This listing includes AI condition scoring, neighbourhood intelligence, and market valuation data — giving you a complete picture before you visit. Compare rental yield, price per square metre, and location strength against the broader Portuguese market to assess whether this property fits your investment strategy.
0-bedroom, 0-bathroom studio of 72 m², energy rating D. Located Mina de Água parish, Amadora municipality, Lisbon district. Noteworthy features: This fully equipped snack bar/café benefits from its prime central location next to essential services like the parish council and market, enhancing foot traffic and visibility.

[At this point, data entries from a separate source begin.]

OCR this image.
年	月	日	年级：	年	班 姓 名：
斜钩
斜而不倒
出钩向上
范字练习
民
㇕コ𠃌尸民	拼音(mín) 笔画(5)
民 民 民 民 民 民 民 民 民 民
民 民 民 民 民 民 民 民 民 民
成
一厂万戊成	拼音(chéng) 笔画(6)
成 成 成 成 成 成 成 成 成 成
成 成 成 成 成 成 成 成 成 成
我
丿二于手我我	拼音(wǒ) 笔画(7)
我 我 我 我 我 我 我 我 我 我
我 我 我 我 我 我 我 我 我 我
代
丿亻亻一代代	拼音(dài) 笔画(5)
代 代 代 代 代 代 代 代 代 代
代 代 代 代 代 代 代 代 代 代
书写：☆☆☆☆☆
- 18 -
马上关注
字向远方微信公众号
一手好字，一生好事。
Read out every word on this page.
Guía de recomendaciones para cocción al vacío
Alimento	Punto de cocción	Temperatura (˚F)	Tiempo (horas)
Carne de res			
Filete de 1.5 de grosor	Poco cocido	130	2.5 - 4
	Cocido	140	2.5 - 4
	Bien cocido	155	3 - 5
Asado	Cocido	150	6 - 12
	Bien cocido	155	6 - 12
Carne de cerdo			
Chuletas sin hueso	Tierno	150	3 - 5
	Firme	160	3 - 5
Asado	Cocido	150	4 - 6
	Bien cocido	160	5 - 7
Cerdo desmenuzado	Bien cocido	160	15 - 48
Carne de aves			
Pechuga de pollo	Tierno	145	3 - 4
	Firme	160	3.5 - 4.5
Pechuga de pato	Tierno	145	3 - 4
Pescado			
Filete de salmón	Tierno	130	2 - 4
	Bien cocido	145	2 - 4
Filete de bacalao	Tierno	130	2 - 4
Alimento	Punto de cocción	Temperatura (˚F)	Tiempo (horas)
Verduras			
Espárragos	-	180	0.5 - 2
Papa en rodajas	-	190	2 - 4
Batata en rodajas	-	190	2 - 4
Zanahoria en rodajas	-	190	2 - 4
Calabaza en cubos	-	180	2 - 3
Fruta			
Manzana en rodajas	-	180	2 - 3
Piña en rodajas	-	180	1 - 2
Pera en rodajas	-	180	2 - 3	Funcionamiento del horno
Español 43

The valuation. The asking price of €190,000 is significantly above the fair value of €154,670, which indicates an overpricing of €35,330 (18.6%). This suggests potential challenges in obtaining a favorable return on investment. Buy-to-flip angle. The buy-to-flip strategy may be hindered due to the property being overpriced, limiting profit margins. Investors would need to implement renovations to enhance appeal before resale. Buy-to-let angle. With an estimated gross yield of 4.1% (€649/month), the rental income strategy remains feasible. However, the studio's average condition may impact tenant demand and rental rates in the long term.
Fair value modelled at €154,670 from the area baseline, adjusted for condition and location. Asking €190,000 sits €35,330 (18.6%) above — overpriced versus fair value.
Asking €190,000 versus the Mina de Água, Amadora, Lisbon area baseline of €159,912 (€2,221/m²) for a median-condition unit of this size — the gap before quality adjustments.
AI Condition Index 58/100 (Condition 60 · Materials 55 · Room dimensions 63). Below-median condition lowers fair value versus a renovated baseline unit.
Neighbourhood score 71/100 (Housing Market 78 · Amenities 70 · Economic 80 · Tenant Quality 65). Strong amenities and housing-market momentum support a premium to baseline.
Mina de Água, Amadora, Lisbon
Area baseline €159,912 + condition -€18,675 + location +€13,433 = modelled fair value of €154,670 (€2,148/m²), a €35,330 (18.6%) gap versus the €190,000 asking price.
Long-term rental The studio's current price of €190,000 reflects an 18.6% gap above its fair value of €154,670, signaling that it is overpriced for long-term rental purposes. With a gross yield of 4.1%, the investment return may not justify the initial price in this suburban market. Family rental At €190,000, this property is overpriced compared to its fair value of €154,670, making it less appealing for family rental applications. The property's condition rating of 58/100 further suggests that substantial upgrades may be necessary to attract families, affecting potential returns. Buy-and-hold Investing in this studio at €190,000 presents an 18.6% premium over its fair value of €154,670, indicating it is overpriced for a buy-and-hold strategy. While the location in Greater Lisbon is desirable, the combination of a low yield of 4.1% and subpar condition rating limits future capital appreciation potential.
Tenant turnover risk: With a tenant stability score of 65 out of 100, the property may experience higher turnover rates, leading to potential vacancy risks and associated costs.